Medizin aus Schwämmen – Stuttgarter Biologen an Kompetenzzentrum BIOTECmarin beteiligt

Sie sind etwa 500 Millionen Jahre alt, kleiden sich gerne in kräftige Farben, kommen in einer unüberschaubaren Anzahl von Erscheinungsformen vor und leben bevorzugt am Meeresgrund. 9.000 verschiedene Arten sind bisher beschrieben, etwa 60.000 Arten werden vermutet. Es geht um marine Schwämme, die heute ursprünglichste Gruppe mehrzelliger Tiere.
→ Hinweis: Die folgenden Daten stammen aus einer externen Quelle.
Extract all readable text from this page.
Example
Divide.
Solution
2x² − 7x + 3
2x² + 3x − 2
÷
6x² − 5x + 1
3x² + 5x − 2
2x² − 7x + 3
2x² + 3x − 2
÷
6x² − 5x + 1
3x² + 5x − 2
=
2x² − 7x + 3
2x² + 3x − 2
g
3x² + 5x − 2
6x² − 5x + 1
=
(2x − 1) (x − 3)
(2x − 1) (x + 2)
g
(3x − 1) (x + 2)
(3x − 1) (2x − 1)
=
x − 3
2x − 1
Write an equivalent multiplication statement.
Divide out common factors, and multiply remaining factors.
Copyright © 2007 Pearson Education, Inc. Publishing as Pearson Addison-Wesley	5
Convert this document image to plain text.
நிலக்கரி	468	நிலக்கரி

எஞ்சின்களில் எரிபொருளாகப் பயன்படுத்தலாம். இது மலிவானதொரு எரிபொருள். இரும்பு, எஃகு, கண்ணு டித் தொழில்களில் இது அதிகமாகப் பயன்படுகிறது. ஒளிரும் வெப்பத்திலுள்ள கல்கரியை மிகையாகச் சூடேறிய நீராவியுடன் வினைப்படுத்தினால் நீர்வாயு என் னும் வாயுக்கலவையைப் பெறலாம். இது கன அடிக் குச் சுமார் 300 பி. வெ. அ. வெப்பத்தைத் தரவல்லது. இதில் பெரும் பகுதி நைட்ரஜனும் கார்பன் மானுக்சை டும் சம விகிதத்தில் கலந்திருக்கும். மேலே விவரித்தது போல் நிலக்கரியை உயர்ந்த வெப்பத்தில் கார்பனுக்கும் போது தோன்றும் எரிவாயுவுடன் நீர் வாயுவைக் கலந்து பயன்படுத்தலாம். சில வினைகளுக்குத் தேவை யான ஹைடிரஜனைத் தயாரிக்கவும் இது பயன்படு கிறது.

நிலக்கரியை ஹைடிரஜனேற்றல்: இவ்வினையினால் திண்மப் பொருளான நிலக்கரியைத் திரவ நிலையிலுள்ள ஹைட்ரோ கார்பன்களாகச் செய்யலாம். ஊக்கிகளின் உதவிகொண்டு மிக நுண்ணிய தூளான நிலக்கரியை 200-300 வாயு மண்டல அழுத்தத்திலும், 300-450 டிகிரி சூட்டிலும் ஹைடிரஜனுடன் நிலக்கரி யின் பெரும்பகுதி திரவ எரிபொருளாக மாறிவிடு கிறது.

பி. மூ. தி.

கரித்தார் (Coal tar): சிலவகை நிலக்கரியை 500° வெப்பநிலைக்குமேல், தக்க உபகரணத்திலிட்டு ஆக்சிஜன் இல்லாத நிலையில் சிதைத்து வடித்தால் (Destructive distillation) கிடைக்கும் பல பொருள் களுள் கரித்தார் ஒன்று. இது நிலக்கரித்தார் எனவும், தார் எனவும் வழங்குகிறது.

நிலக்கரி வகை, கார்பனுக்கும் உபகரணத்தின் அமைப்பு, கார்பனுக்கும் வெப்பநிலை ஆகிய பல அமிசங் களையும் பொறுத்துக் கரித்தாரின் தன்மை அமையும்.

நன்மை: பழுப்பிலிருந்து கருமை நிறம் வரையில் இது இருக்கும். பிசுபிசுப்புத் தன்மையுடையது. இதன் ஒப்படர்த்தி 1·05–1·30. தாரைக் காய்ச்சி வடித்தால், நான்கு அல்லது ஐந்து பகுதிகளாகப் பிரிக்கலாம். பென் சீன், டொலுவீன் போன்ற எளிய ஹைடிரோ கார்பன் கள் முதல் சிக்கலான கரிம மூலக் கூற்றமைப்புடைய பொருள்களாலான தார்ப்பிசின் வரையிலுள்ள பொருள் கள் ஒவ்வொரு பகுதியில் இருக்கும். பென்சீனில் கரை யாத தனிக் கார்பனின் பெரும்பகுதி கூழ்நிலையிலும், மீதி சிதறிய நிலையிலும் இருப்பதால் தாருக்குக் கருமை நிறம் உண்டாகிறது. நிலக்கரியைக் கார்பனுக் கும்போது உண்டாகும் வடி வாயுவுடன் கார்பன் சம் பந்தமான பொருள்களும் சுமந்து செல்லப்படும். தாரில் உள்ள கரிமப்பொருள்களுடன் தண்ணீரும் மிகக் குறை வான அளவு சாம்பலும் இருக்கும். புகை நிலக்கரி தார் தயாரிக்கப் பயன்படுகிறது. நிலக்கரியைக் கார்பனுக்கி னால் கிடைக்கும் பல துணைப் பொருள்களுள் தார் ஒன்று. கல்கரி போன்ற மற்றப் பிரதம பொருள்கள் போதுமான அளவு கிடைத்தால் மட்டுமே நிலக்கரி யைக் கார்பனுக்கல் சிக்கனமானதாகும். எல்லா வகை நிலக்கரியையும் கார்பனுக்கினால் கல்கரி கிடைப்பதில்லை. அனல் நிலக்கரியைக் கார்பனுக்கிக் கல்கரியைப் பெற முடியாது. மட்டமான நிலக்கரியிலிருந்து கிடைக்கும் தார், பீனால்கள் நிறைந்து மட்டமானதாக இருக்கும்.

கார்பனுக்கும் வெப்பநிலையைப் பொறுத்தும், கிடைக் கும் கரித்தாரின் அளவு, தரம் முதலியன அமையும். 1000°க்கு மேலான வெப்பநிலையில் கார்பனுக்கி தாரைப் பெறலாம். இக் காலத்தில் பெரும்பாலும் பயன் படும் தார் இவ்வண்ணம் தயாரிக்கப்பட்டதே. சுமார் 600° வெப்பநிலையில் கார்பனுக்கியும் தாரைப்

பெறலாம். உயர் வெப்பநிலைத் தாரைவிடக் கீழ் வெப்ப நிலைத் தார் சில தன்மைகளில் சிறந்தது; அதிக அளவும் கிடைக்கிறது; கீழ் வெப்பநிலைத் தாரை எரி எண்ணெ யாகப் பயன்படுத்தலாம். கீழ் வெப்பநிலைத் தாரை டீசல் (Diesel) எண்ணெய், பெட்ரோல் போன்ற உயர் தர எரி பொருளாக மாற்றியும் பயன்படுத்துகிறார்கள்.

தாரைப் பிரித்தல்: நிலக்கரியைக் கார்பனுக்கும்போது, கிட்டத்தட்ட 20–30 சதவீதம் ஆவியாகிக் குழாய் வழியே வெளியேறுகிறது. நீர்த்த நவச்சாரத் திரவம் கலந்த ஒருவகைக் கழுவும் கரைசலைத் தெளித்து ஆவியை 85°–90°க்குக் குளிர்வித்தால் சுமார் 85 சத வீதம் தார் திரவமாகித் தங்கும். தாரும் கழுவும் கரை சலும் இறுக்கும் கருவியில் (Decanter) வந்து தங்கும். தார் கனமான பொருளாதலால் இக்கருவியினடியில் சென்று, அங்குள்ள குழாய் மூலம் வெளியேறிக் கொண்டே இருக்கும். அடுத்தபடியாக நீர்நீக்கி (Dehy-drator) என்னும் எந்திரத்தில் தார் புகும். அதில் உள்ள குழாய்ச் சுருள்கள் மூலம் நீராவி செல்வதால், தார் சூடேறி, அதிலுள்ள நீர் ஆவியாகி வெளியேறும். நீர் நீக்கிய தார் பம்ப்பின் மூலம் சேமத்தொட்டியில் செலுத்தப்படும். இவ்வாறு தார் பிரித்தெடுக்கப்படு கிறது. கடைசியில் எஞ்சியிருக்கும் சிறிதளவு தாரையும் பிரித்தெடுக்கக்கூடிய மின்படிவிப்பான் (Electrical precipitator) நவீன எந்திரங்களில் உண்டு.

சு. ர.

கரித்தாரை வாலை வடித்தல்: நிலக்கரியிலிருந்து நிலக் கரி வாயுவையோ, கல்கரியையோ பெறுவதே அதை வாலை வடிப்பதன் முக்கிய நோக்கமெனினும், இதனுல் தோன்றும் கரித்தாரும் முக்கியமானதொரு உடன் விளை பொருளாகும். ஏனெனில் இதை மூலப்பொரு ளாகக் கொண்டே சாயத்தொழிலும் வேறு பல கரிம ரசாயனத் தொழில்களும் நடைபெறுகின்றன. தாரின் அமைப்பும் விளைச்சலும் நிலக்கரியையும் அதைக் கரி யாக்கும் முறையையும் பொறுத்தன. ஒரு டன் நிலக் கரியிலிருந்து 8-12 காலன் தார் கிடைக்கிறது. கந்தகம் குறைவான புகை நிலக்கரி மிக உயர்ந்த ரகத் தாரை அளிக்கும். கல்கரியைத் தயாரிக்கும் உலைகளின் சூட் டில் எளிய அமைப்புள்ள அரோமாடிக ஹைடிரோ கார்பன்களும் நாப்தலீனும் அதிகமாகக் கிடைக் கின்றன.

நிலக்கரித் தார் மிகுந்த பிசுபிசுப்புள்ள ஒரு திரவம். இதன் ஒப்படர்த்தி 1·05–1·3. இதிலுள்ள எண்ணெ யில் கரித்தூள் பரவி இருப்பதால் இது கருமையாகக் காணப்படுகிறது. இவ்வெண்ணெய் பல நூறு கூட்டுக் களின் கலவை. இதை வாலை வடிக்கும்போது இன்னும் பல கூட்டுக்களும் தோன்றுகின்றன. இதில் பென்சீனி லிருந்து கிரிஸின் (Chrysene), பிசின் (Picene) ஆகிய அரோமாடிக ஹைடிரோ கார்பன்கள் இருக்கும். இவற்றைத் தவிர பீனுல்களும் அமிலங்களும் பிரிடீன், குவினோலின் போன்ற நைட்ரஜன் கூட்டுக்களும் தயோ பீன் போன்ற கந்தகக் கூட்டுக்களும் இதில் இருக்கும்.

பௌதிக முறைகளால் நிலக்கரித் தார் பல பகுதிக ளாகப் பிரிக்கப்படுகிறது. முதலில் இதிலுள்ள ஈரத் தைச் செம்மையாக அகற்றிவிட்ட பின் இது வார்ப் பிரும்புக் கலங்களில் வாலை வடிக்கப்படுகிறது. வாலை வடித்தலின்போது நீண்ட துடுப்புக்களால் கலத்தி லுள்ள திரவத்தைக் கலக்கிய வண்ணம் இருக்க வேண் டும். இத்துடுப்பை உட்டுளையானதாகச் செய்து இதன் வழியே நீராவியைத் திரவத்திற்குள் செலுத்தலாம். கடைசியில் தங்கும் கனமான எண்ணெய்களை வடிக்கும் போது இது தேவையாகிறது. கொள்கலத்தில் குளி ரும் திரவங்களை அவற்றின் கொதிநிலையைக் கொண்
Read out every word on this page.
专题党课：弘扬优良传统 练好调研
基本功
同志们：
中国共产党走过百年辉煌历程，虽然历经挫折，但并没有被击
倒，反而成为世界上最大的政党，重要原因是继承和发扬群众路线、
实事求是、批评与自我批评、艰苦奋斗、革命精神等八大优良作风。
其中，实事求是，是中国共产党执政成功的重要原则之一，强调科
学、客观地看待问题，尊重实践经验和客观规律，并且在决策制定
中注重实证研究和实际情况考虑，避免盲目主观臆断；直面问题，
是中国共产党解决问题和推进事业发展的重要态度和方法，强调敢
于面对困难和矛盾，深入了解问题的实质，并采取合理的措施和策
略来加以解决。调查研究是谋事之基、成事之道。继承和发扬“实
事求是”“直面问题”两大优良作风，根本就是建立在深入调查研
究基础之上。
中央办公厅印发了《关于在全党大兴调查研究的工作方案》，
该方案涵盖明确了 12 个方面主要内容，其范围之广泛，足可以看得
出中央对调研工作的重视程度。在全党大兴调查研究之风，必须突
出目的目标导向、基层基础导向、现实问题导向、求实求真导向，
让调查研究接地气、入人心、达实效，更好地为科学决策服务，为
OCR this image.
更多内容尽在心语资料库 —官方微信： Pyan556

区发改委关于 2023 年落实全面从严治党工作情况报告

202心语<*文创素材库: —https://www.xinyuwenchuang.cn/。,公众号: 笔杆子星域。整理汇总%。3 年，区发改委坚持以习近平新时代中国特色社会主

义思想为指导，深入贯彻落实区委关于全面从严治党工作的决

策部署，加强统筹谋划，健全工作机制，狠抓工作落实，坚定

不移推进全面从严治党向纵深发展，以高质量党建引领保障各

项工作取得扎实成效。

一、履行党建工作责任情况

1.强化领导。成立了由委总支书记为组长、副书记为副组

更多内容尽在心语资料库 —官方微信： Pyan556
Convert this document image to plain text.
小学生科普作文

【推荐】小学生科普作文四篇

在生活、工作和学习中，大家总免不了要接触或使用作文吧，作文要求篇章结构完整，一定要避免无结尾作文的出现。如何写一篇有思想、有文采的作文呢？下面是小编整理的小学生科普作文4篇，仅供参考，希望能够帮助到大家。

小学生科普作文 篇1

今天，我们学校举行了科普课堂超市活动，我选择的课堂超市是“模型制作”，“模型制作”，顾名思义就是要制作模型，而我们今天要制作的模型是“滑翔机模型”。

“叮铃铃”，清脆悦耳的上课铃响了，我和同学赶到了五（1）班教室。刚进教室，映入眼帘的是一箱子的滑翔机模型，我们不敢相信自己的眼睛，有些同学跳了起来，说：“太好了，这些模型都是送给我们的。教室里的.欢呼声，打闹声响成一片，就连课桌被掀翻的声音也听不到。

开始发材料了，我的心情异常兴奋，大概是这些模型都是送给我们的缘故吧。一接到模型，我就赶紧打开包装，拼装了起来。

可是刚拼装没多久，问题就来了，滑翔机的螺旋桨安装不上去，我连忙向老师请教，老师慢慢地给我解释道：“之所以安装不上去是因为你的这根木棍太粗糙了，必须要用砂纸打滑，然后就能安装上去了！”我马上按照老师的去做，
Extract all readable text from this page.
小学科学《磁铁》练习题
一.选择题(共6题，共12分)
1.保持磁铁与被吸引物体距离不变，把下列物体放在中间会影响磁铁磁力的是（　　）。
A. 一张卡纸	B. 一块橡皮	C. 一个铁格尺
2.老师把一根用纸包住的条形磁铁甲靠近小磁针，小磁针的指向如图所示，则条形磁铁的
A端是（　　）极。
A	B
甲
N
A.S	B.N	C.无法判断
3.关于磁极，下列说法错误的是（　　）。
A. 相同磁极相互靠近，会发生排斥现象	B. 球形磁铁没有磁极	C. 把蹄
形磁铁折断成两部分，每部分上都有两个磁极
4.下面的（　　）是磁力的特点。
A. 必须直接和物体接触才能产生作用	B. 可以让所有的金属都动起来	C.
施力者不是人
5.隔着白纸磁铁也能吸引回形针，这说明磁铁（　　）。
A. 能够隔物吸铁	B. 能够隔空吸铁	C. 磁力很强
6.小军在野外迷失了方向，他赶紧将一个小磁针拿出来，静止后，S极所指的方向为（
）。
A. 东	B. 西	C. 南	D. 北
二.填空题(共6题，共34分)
Bislang hat sich nur der eine oder andere Biologe mit diesen Vielzellern ausführlicher befasst. Inzwischen ist das Interesse der Wissenschaftler sozusagen „geballt“ in einem Kompetenzzentrum BIOTECmarin gebündelt. Hintergrund dafür sind ganz besondere Fähigkeiten dieser Schwämme, die die Evolution zu Spezialisten der chemischen Verteidigung hat werden lassen.

Biologisch aktive Substanzen nutzen
Dies war für die meist an Felsen am Meeresgrund verankert lebenden Tiere überlebensnotwendig, da sie nicht fliehen konnten und ohne den Einsatz biologisch aktiver Substanzen entweder Bakterien schutzlos ausgesetzt wären oder von Algen überwuchert würden. Diese bioaktiven Substanzen sind von hohem pharmazeutischen Wert, konnten bisher jedoch nicht in größerem Maßstab genutzt werden. An diesem Punkt setzt das neue Kompetenzzentrum BIOTECmarin an, mit dem neue Wege zur schonenden und nachhaltigen Nutzung der Rohstoffquelle Schwamm entwickelt werden sollen. Mit insgesamt rund vier Millionen Euro vom Bundesforschungsministerium unterstützt, arbeiten seit wenigen Wochen zehn Forschergruppen gemeinsam auf diesem Feld; etwa 800.000 davon fließen an die Universität Stuttgart. Beteiligt sind neben der Uni Stuttgart die Universitäten Mainz, Düsseldorf, Kiel und Würzburg sowie ein Ingenieurbüro aus Mannheim und die Meeresbiologische Station in Rovinj (Kroatien). Ziel ist es, die vorhandenen Kenntnisse zu bündeln, zu erweitern und in biotechnologische Verfahren umzusetzen. Dazu werden die Schwämme und die mit ihnen zusammenlebenden Mikroorganismen artgenau bestimmt. Anschließend soll versucht werden, sie in sogenannten „Marikulturen“ direkt im Meer sowie auch in Zellkulturen zu züchten und die medizinisch interessanten Wirkstoffe zu isolieren und zu charakterisieren. Auch mit einer Schwamm-Genomanalyse oder durch chemische Synthesen wollen die Wissenschaftler die bioaktiven Substanzen gewinnen.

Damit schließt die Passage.